38 Malgré ces écueils, l’aura de ce dispositif semble se diffuser à tel point que certains chercheurs ont décidé de lui adjoindre un autre dispositif en vue de combler ses failles. C’est ainsi que Laws et Gress (2004) nous informent que, dans le cadre de l’évaluation clinique des déviances sexuelles, il peut être couplé aux méthodes reposant sur le temps d’observation (viewing time). Celles-ci tirent leurs origines des travaux de Rosenzweig et Zamanksy qui démontrent des corrélations positives entre la réponse du temps d’observation et les intérêts sexuels (Renaud et al., 2005). Il s’agit de s’intéresser au suivi oculomoteur (eye tracking) du patient dans le cadre du test sur base de stimuli visuels. Ce procédé permet de mettre en parallèle l’évolution des réponses génitales à celles des réponses perceptivo-motrices concernant ces stimuli ; la nature de ces derniers a souvent posé problème aux praticiens. À ce titre, Laws et Gress (2004) pointent que l’utilisation de photographies d’enfants dans le cadre de l’évaluation des préférences sexuelles soulève d’importantes questions éthiques. Nous pouvons mentionner que ces dernières années, les opérateurs ont choisi de faire appel à la réalité virtuelle pour contourner cette problématique (Renaud et al., 2006b). Ils justifient ce choix par une validité écologique accrue dès lors que cette technologie permet de placer le sujet dans une perspective dite à la première personne au sein de l’environnement virtuel. Il y a donc une similarité avec le point de vue expérimenté dans le monde réel. Les stimuli sexuels utilisés sont des personnages virtuels représentant des humains de sexe masculin et féminin.

39 Cependant, force est de reconnaître que cette association ne permet pas de guérir tous les maux. Fischer et Smith (1999) dénoncent des problèmes importants quant à la validité externe et à la fidélité test-retest du viewing time. En outre, comme pour la pléthysmographie, la mesure reposant sur le temps d’observation peut voir sa validité interne mise à mal par le sujet qui risque de recourir à des stratégies visant la falsification des résultats. Par ailleurs, ce dispositif binaire ne permet de sonder qu’une portion restreinte de la réponse d’intérêt et de préférence sexuels qui comprend trois composantes (Singer, 1984). Celles-ci sont tout d’abord l’intérêt esthétique, partiellement cerné par le viewing time, ensuite l’attraction sexuelle exprimée au niveau moteur et enfin, l’excitation sexuelle démontrée au niveau génital, objet de la pléthysmographie. Malgré tout, certains chercheurs défendent l’idée que « ces deux méthodes peuvent être utiles en psychologie légale, de même que dans les domaines de la rééducation et de la réhabilitation auprès des populations délinquantes en matière sexuelle » (Renaud et al., 2006a, 175).

« The machine doesn’t lie » ou la responsabilité du sujet ?

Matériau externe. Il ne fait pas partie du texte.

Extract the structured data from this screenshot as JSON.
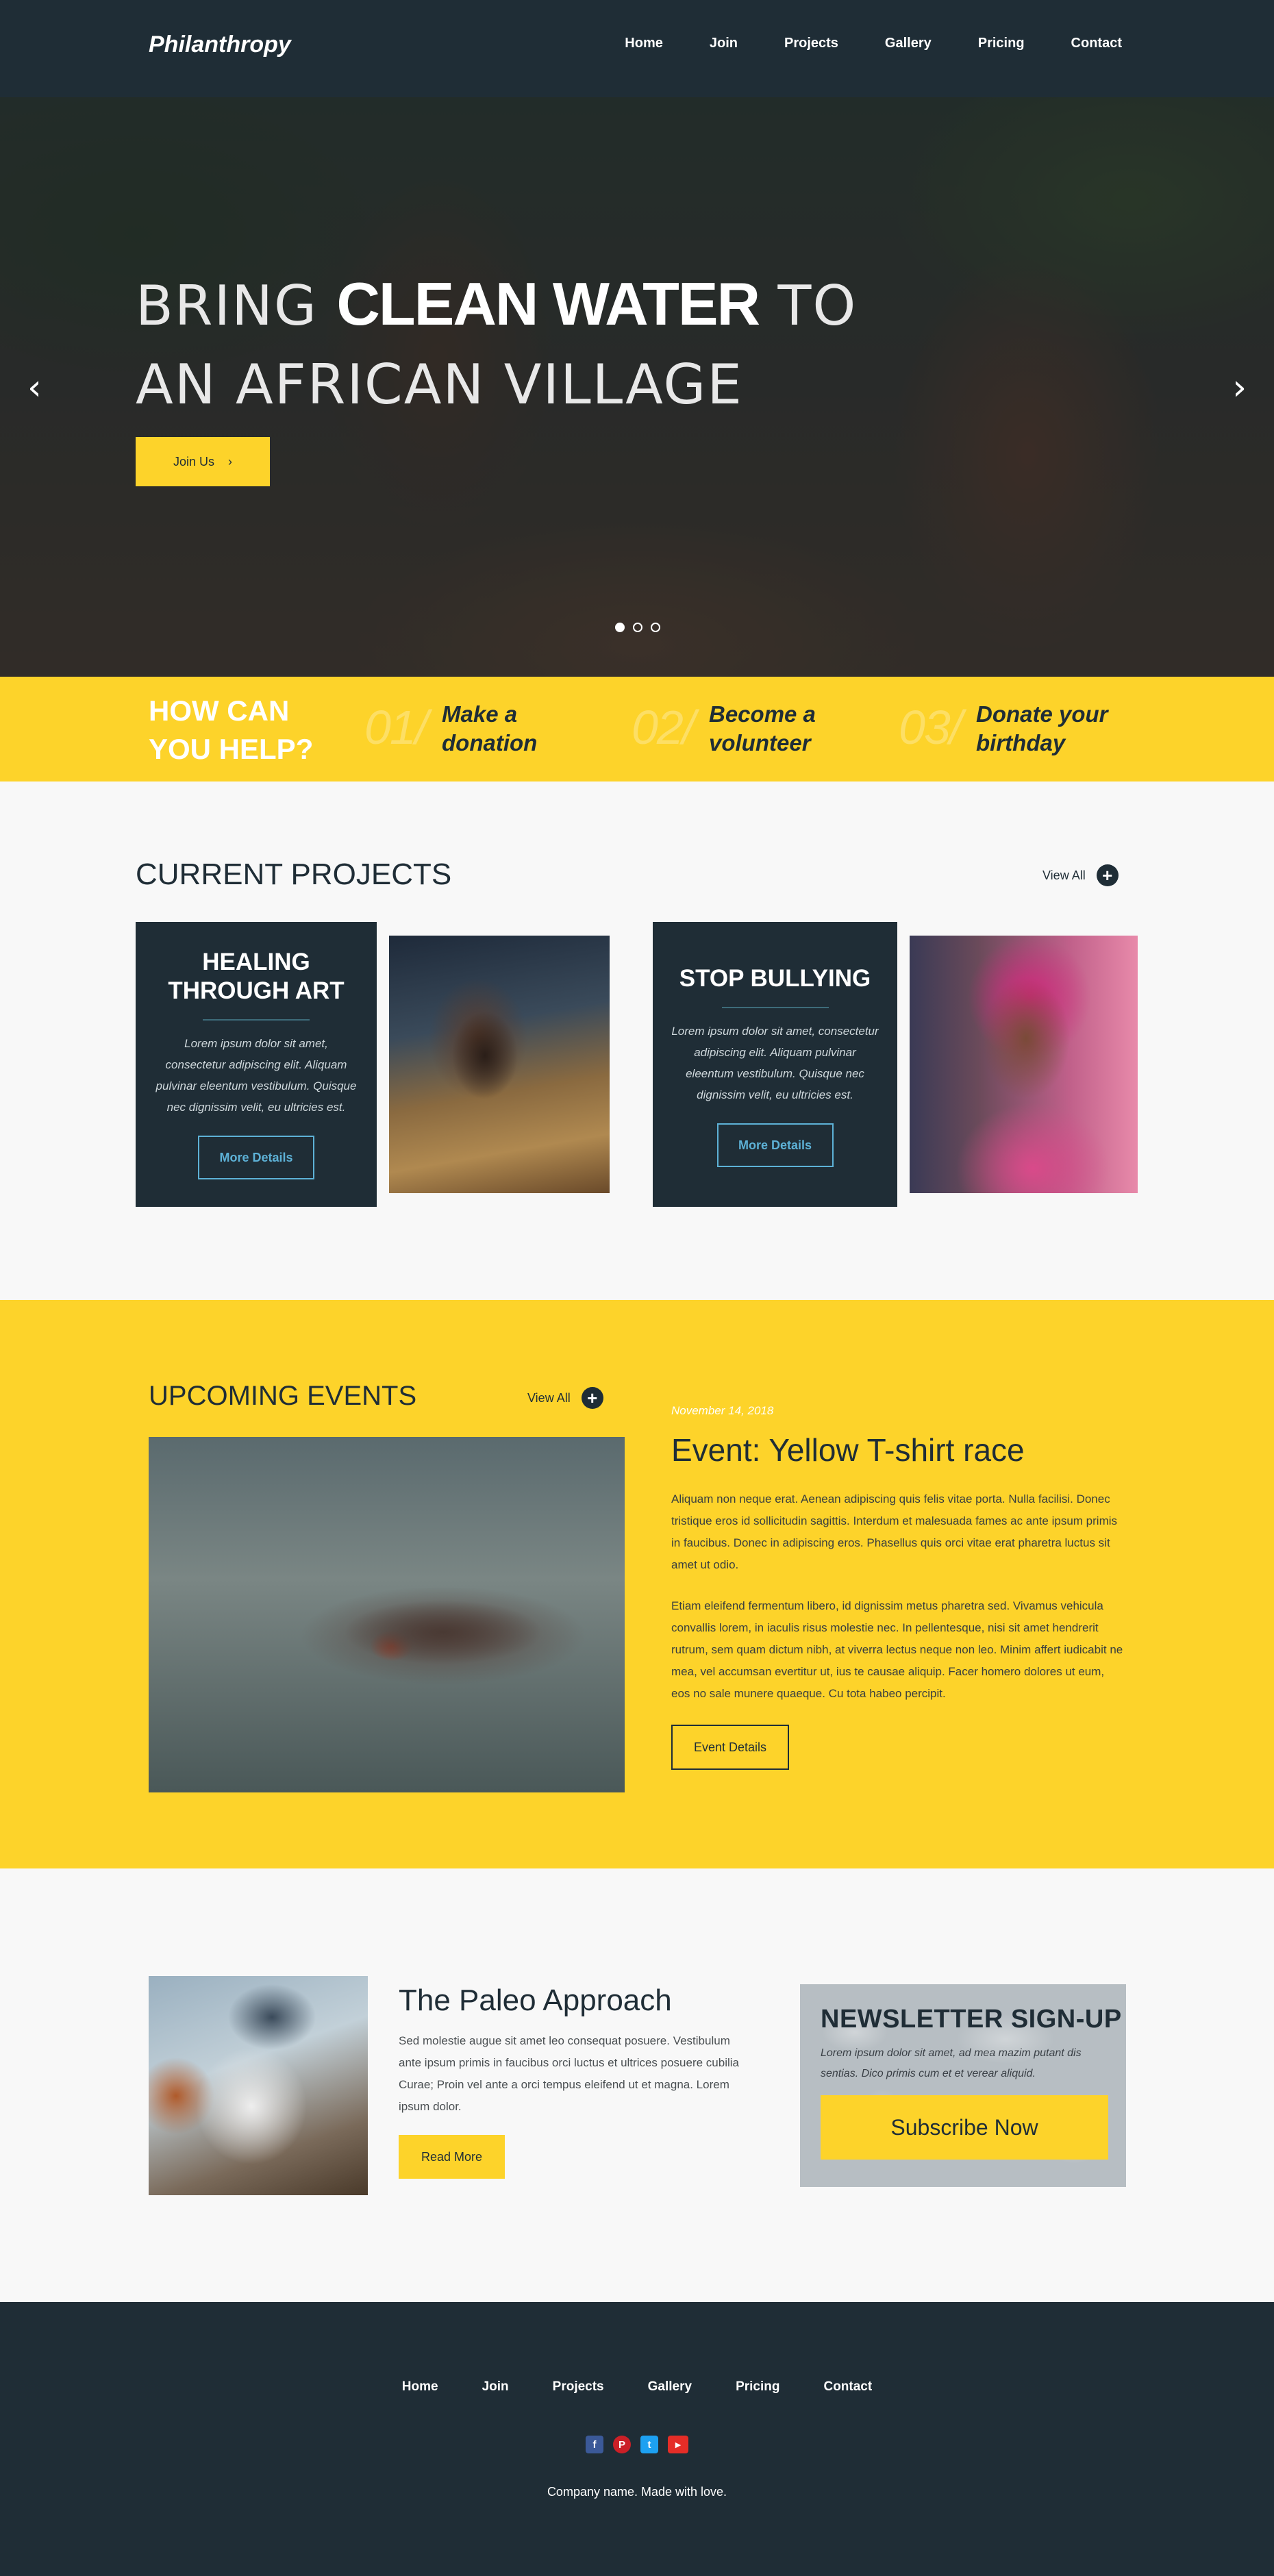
{
  "nav": {
    "brand": "Philanthropy",
    "links": [
      "Home",
      "Join",
      "Projects",
      "Gallery",
      "Pricing",
      "Contact"
    ]
  },
  "hero": {
    "line1_a": "BRING ",
    "line1_b": "CLEAN WATER",
    "line1_c": " TO",
    "line2": "AN AFRICAN VILLAGE",
    "button_label": "Join Us",
    "button_icon": "chevron-right-icon",
    "prev_icon": "chevron-left-icon",
    "next_icon": "chevron-right-icon",
    "slides_total": 3,
    "slide_active": 1
  },
  "help": {
    "title_line1": "HOW CAN",
    "title_line2": "YOU HELP?",
    "items": [
      {
        "num": "01/",
        "text": "Make a donation"
      },
      {
        "num": "02/",
        "text": "Become a volunteer"
      },
      {
        "num": "03/",
        "text": "Donate your birthday"
      }
    ]
  },
  "projects": {
    "title": "CURRENT PROJECTS",
    "view_all": "View All",
    "cards": [
      {
        "title": "HEALING THROUGH ART",
        "body": "Lorem ipsum dolor sit amet, consectetur adipiscing elit. Aliquam pulvinar eleentum vestibulum. Quisque nec dignissim velit, eu ultricies est.",
        "button": "More Details"
      },
      {
        "title": "STOP BULLYING",
        "body": "Lorem ipsum dolor sit amet, consectetur adipiscing elit. Aliquam pulvinar eleentum vestibulum. Quisque nec dignissim velit, eu ultricies est.",
        "button": "More Details"
      }
    ]
  },
  "events": {
    "title": "UPCOMING EVENTS",
    "view_all": "View All",
    "date": "November 14, 2018",
    "event_title": "Event: Yellow T-shirt race",
    "p1": "Aliquam non neque erat. Aenean adipiscing quis felis vitae porta. Nulla facilisi. Donec tristique eros id sollicitudin sagittis. Interdum et malesuada fames ac ante ipsum primis in faucibus. Donec in adipiscing eros. Phasellus quis orci vitae erat pharetra luctus sit amet ut odio.",
    "p2": "Etiam eleifend fermentum libero, id dignissim metus pharetra sed. Vivamus vehicula convallis lorem, in iaculis risus molestie nec. In pellentesque, nisi sit amet hendrerit rutrum, sem quam dictum nibh, at viverra lectus neque non leo. Minim affert iudicabit ne mea, vel accumsan evertitur ut, ius te causae aliquip. Facer homero dolores ut eum, eos no sale munere quaeque. Cu tota habeo percipit.",
    "button": "Event Details"
  },
  "paleo": {
    "title": "The Paleo Approach",
    "body": "Sed molestie augue sit amet leo consequat posuere. Vestibulum ante ipsum primis in faucibus orci luctus et ultrices posuere cubilia Curae; Proin vel ante a orci tempus eleifend ut et magna. Lorem ipsum dolor.",
    "button": "Read More"
  },
  "newsletter": {
    "title": "NEWSLETTER SIGN-UP",
    "body": "Lorem ipsum dolor sit amet, ad mea mazim putant dis sentias. Dico primis cum et et verear aliquid.",
    "button": "Subscribe Now"
  },
  "footer": {
    "links": [
      "Home",
      "Join",
      "Projects",
      "Gallery",
      "Pricing",
      "Contact"
    ],
    "social": [
      {
        "icon": "facebook-icon",
        "glyph": "f",
        "color": "#3b5998"
      },
      {
        "icon": "pinterest-icon",
        "glyph": "P",
        "color": "#cb2027"
      },
      {
        "icon": "twitter-icon",
        "glyph": "t",
        "color": "#1da1f2"
      },
      {
        "icon": "youtube-icon",
        "glyph": "▶",
        "color": "#e52d27"
      }
    ],
    "copyright": "Company name. Made with love."
  },
  "colors": {
    "navy": "#1f2d36",
    "yellow": "#fdd32a",
    "link_blue": "#5db1d6"
  }
}
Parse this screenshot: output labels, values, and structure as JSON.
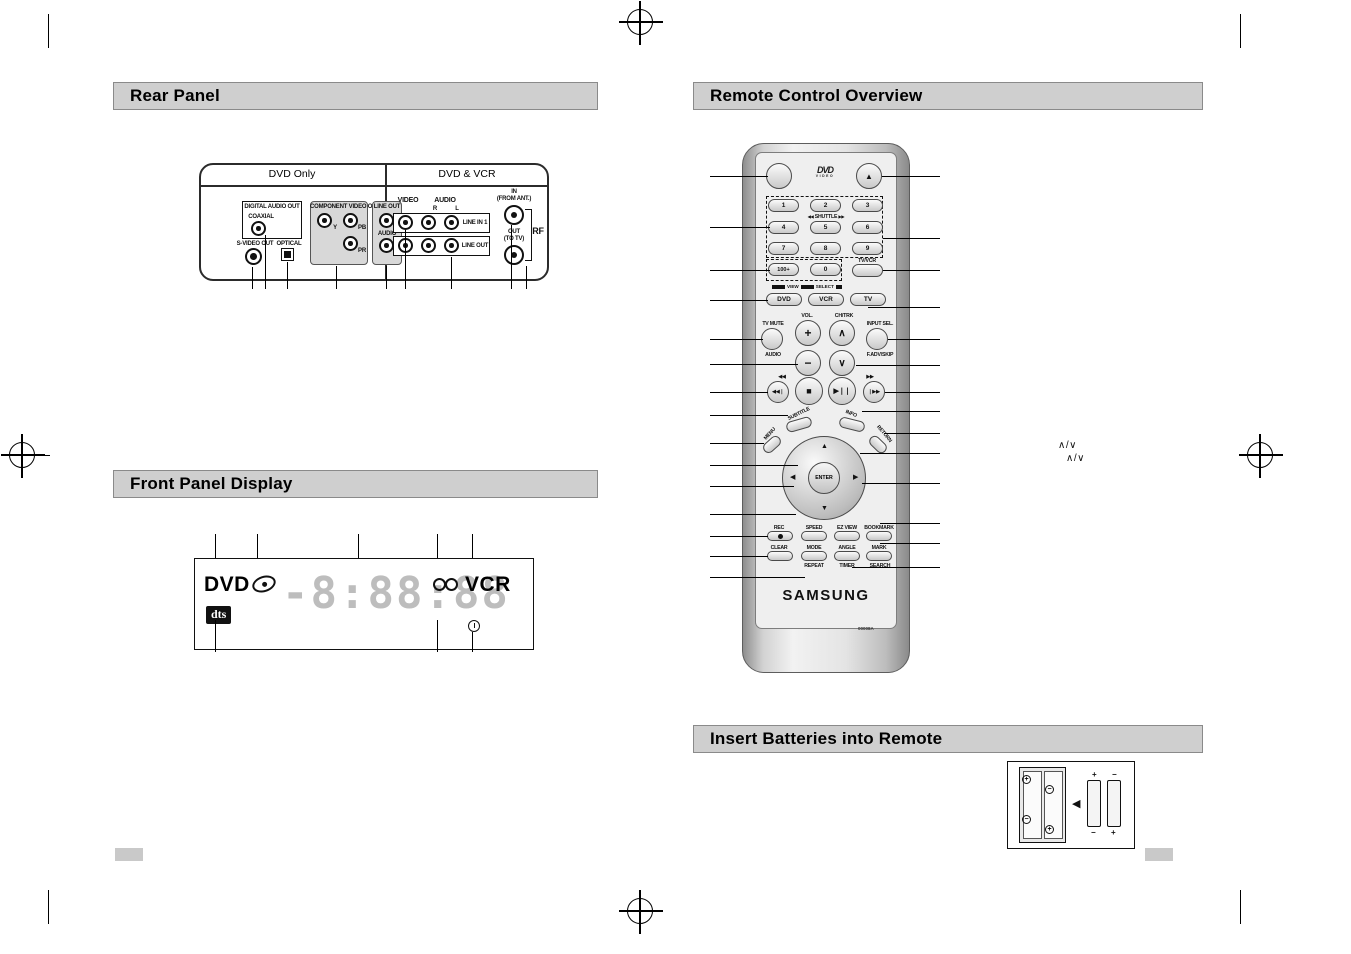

40 Le dernier point que nous allons maintenant aborder peut s’appréhender comme le contrepoids à tous les éléments qui ont été précédemment soulevés. Nous l’avons vu, les praticiens sont loin d’être naïfs ou volontairement aveugles dans la mesure où tous – y compris Freund – relèvent l’existence de problèmes, lacunes ou errements rencontrés par la pléthysmographie pénienne. Alors comment comprendre que, malgré tout ce qui a été dit et écrit sur sa validité, sa fiabilité et sur sa standardisation, ce dispositif ait survécu, plus encore qu’il ait gagné en crédibilité ?

41 Cet état de fait résulte d’un raisonnement consistant à dire que si le test échoue à mesurer ce qu’il est censé mesurer, ce n’est pas tant son adéquation – et donc son existence – qui est à questionner que le manque de coopération du sujet qui en fait l’expérience. Il en va donc de la responsabilité du sujet-patient qui ne s’accorde pas au test pour y fournir les réponses souhaitées. En ce sens, l’affirmation « les machines ne mentent pas » [8] (Laws, 2009, 8) soutenue par l’un des assistants de Laws est révélatrice de deux éléments fondamentaux.

42 D’une part, elle suggère une certaine croyance absolue en la scientificité lorsqu’il s’agit d’évaluer le délinquant sexuel. Ainsi, le dispositif ne ment pas car il est affranchi de toute influence paradigmatique, ce qui, à notre sens, constitue une vision erronée de la science qui pourrait s’extirper de la conception du monde dans laquelle elle ne fait pourtant que s’inscrire. D’autre part, que le dispositif scientifique ne mente pas fait entendre qu’il existe bel et bien un menteur dans l’affaire. Le responsable est ici tout indiqué dès lors qu’il est déjà affublé de l’étiquette peu gratifiante de « délinquant sexuel ». Lui qui était au départ un sujet-patient engagé dans une relation clinique avec un thérapeute s’est à présent transformé en un sujet-suspect dans une évaluation-diagnostic face à un examinateur. Ce glissement est lourd de sens quant à la conception paradigmatique que le praticien a de celui à qui il administre son dispositif. Ce n’est pas ce dernier qui échoue à mesurer l’érection pénienne, c’est le sujet qui la dissimule ou qui la contrôle.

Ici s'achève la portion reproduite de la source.